# Eye Painting on flies



## lemaymiami (Feb 9, 2007)

Got a request to explain how I paint eyes on some of my flies. The following photos should cover it.... A few notes first...

You can't paint eyes on a thread based head until you seal the thread properly - I use Krazy Glue. Eye painters need to be a bit smaller than the eye you're looking for since the dot of paint will always be a bit larger than the size of the painter... Each coat of paint needs to dry thoroughly before the next one or you won't get good results. The paint I use is called "quick drying" and that's a joke since unless you heat it a bit it will take almost a day to dry for each coat. The final finish I use on my flies is FlexCoat, a rodbuilder's finish that requires the item coated with it to rotate for two hours until it sets up properly - but it won't cure completely for another day....

Now for those pics...


----------



## skinny_water (Jun 11, 2008)

Perfect explanation.  Now to steal the lady's brushes...

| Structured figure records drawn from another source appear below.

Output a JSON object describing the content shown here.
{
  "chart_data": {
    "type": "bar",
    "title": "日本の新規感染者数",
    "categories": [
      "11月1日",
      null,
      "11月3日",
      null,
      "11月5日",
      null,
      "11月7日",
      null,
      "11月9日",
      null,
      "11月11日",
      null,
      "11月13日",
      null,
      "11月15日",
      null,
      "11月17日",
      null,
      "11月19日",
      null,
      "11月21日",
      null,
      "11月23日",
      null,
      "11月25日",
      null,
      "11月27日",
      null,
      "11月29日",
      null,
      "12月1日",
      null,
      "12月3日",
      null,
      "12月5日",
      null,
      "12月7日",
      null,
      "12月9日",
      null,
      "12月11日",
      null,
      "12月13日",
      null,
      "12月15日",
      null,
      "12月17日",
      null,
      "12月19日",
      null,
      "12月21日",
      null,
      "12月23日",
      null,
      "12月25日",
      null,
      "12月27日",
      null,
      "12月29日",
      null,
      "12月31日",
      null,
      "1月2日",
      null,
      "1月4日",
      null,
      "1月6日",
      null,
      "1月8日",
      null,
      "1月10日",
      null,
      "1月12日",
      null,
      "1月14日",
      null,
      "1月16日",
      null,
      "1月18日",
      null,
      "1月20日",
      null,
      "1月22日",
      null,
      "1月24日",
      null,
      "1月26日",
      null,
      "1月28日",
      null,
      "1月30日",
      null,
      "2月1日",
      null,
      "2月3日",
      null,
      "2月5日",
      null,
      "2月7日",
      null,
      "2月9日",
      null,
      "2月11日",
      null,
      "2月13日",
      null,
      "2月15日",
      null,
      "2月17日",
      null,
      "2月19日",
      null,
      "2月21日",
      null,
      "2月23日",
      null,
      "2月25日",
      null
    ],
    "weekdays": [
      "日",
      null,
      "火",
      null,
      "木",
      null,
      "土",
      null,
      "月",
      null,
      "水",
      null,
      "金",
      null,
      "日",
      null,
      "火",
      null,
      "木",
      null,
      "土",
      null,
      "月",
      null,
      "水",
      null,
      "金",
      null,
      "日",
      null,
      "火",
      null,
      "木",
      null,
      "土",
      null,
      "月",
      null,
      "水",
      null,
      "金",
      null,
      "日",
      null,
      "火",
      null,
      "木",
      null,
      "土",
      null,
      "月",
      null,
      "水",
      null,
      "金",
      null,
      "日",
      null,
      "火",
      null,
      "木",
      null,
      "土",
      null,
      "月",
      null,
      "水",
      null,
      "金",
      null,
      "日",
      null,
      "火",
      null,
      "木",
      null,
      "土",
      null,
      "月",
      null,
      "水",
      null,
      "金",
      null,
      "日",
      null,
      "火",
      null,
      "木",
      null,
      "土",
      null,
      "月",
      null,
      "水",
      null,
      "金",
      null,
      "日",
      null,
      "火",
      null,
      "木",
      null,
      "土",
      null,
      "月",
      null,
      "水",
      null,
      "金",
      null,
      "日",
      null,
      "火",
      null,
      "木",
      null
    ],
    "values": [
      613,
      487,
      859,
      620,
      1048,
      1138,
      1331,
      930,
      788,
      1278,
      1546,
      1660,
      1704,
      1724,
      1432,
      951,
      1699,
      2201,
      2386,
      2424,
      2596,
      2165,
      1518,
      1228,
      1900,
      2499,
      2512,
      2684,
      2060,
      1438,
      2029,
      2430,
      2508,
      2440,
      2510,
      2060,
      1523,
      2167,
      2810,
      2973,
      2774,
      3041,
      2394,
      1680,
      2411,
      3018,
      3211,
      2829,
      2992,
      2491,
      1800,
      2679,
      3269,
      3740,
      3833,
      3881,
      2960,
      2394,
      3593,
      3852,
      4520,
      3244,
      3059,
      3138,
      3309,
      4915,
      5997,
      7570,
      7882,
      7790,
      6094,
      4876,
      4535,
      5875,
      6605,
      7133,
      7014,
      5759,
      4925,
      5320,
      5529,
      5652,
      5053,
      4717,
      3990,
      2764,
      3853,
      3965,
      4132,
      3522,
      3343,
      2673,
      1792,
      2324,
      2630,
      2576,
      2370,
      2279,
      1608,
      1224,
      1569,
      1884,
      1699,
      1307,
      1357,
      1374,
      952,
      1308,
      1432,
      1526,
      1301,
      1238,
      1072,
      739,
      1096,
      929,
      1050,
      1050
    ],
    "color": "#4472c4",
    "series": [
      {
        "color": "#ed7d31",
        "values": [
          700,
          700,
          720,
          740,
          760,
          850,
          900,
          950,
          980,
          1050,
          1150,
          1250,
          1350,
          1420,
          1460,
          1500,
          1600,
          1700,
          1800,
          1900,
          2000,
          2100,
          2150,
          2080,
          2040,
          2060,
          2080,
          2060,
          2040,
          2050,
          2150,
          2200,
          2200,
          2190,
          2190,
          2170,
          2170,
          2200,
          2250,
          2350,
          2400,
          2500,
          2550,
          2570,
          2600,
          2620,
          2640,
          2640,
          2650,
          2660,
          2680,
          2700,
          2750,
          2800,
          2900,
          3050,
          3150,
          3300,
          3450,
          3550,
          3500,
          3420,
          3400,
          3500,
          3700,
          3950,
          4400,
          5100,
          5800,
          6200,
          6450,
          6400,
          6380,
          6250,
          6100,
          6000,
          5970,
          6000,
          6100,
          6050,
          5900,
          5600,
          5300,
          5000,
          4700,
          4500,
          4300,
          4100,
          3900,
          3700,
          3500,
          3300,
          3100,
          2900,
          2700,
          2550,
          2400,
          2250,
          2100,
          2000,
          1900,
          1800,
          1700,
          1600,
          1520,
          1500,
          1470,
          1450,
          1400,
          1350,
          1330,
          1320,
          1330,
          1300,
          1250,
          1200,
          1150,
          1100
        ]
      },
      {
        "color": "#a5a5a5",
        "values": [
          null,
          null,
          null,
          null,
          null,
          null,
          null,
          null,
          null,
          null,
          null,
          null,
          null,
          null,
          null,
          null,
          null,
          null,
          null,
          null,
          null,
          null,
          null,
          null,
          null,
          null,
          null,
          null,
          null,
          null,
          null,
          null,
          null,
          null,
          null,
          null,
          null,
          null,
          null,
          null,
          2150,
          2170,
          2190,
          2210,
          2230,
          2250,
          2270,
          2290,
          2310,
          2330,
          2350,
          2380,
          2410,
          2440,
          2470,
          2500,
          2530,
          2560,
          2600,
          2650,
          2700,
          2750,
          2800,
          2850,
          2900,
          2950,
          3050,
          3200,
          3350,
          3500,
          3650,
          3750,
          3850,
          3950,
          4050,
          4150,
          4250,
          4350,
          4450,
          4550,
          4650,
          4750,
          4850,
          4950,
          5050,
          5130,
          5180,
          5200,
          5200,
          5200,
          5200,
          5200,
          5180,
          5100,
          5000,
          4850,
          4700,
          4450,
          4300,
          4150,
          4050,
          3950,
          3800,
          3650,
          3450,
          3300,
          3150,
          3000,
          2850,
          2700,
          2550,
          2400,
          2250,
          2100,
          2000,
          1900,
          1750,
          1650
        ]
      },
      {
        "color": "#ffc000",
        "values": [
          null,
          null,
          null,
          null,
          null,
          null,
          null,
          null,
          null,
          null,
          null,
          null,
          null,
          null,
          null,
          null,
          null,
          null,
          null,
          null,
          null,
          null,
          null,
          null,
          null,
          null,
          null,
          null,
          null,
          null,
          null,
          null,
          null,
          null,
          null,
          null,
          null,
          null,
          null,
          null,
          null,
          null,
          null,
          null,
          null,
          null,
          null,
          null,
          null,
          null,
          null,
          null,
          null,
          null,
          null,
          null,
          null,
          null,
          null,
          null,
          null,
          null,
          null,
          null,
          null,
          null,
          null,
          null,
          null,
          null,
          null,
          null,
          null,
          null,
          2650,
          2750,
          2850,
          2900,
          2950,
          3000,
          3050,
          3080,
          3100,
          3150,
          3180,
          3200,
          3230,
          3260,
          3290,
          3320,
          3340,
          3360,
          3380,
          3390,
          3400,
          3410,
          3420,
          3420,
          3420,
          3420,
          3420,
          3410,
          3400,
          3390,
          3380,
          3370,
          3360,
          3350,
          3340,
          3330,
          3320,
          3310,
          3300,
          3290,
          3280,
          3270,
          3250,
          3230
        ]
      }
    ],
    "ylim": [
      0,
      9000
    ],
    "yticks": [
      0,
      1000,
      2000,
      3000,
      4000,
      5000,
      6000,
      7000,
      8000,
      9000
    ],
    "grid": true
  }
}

...to cut them up and epoxy nails onto them.


----------



## skinny_water (Jun 11, 2008)

Actually I have a broken rod I use, or maybe fashion some outta bamboo


----------



## iFly (Mar 9, 2010)

Excellent. I always skip the eyes because, I had no practical method of doing them. I think, that just changed. 

Thanks, once again.


----------



## ethan.weber (Apr 26, 2011)

do you think painting over the eyes with head cement would work? or would i be better off with epoxy?
also thanks for a great how-to.


----------



## lemaymiami (Feb 9, 2007)

The problem with any final coat is whether that finish will attack the paint already there (stuff like head cement or Sally Hansen "Hard as Nails" contain solvents that can attack ordinary paint.... ask me how I know). 

If you're in any doubt you can do a test patch or just do without any final finish at all.... As long as the thread has been treated with super glue it isn't going anywhere at all...


----------